[Math] Finding tangents to a circle with a straightedge

euclidean-geometrygeometric-constructiongeometryplane-geometry

There is a geometric construction that I heard years ago and I still haven't figured out why it works despite several attempts.
Playing with pen, paper and GeoGebra makes me confident that it does indeed work.
Could someone explain it to me?

Task:
Given a circle and a point outside it, construct the two tangents to the circle through the point, using only a straightedge.

Solution:
Draw any three different lines through the given point $P$ that intersect the circle twice.
Let $A_1,A_2,B_1,B_2,C_1,C_2$ be the six intersection points, with the same letter corresponding to the same line and the index 1 corresponding to the point closer to $P$.
Let $D$ be the point where the lines $A_1B_2$ and $A_2B_1$ intersect, and similarly $E$ for the lines $B_1C_2$ and $B_2C_1$.
Draw a line through $D$ and $E$.
This line meets the circle at two points, $F$ and $G$.
The tangents are $PF$ and $PG$.

Best Answer

It is a consequence of Pascal's theorem in Projective geometry valid for any conic, the circle is a special case. When separation tends to zero, the secant points $(OA_1, OA_2)$ where $(A_1, A_2) $ are extremities of chord on circle which multiply to tangent point $F$ as

$ OA_1 OA_2= OB_1 OB_2=...= OD_1 OD_2= PF^2$ as constant product, a property of the circle.

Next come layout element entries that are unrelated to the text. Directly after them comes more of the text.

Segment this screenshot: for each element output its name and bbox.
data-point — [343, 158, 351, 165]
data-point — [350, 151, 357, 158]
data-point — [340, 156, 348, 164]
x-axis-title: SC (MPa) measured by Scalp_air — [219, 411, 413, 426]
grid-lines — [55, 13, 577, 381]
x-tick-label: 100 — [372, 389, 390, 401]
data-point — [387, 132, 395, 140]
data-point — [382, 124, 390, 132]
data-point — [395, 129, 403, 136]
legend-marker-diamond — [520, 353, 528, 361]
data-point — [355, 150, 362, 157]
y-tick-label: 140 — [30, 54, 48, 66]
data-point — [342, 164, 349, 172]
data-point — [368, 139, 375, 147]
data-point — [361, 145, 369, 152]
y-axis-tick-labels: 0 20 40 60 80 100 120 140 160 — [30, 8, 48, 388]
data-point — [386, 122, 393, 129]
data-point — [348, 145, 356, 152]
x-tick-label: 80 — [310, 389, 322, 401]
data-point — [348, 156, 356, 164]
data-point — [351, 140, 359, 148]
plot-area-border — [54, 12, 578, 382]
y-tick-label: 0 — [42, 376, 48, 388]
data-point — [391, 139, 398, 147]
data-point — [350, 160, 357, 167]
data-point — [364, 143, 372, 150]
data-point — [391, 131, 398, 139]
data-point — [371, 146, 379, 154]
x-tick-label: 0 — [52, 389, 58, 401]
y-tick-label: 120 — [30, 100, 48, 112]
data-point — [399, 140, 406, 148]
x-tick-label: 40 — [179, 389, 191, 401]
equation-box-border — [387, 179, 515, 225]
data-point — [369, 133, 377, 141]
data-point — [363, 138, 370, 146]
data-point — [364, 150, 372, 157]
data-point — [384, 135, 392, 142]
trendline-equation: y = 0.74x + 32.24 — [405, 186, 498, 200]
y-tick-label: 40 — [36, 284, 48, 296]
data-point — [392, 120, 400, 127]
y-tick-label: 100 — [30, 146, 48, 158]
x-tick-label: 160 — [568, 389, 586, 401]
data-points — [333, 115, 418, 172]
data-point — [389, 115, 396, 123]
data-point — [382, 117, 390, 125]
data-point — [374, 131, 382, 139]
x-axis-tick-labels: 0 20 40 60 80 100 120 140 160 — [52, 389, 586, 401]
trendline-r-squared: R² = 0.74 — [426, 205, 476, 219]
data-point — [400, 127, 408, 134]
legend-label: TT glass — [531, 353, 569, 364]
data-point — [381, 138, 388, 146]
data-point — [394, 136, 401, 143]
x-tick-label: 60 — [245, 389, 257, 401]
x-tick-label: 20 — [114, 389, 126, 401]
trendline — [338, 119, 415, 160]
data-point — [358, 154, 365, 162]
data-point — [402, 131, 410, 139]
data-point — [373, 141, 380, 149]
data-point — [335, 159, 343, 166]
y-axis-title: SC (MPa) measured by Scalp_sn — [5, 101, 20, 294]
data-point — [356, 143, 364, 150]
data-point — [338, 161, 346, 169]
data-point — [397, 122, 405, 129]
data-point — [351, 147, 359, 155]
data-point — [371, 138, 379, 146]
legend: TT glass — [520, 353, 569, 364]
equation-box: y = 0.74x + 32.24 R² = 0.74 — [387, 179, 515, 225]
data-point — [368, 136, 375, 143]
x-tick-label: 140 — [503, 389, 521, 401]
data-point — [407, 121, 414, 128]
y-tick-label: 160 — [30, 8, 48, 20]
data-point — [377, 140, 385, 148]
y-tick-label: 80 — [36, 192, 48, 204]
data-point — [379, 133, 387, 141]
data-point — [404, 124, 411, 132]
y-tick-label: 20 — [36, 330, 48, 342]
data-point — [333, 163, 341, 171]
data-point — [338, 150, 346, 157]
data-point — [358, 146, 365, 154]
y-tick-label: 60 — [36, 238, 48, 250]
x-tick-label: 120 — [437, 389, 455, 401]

The locus,chord $ FG $, is a straight line. As a property of circle it is the harmonic mean of segments $ (OA_1, OA_2) $ as,for all chords e.g.,

$$ 2/PF = 1/OA_1 + 1/OA_2. $$

Conclusion:

Pascal line is the chord of harmonic means of a pencil/circle intersection

Pascal Line Circle

Pascal Line valid on ellipse also, but I do not know if that is the harmonic locus. (posted Sept 2, 2016).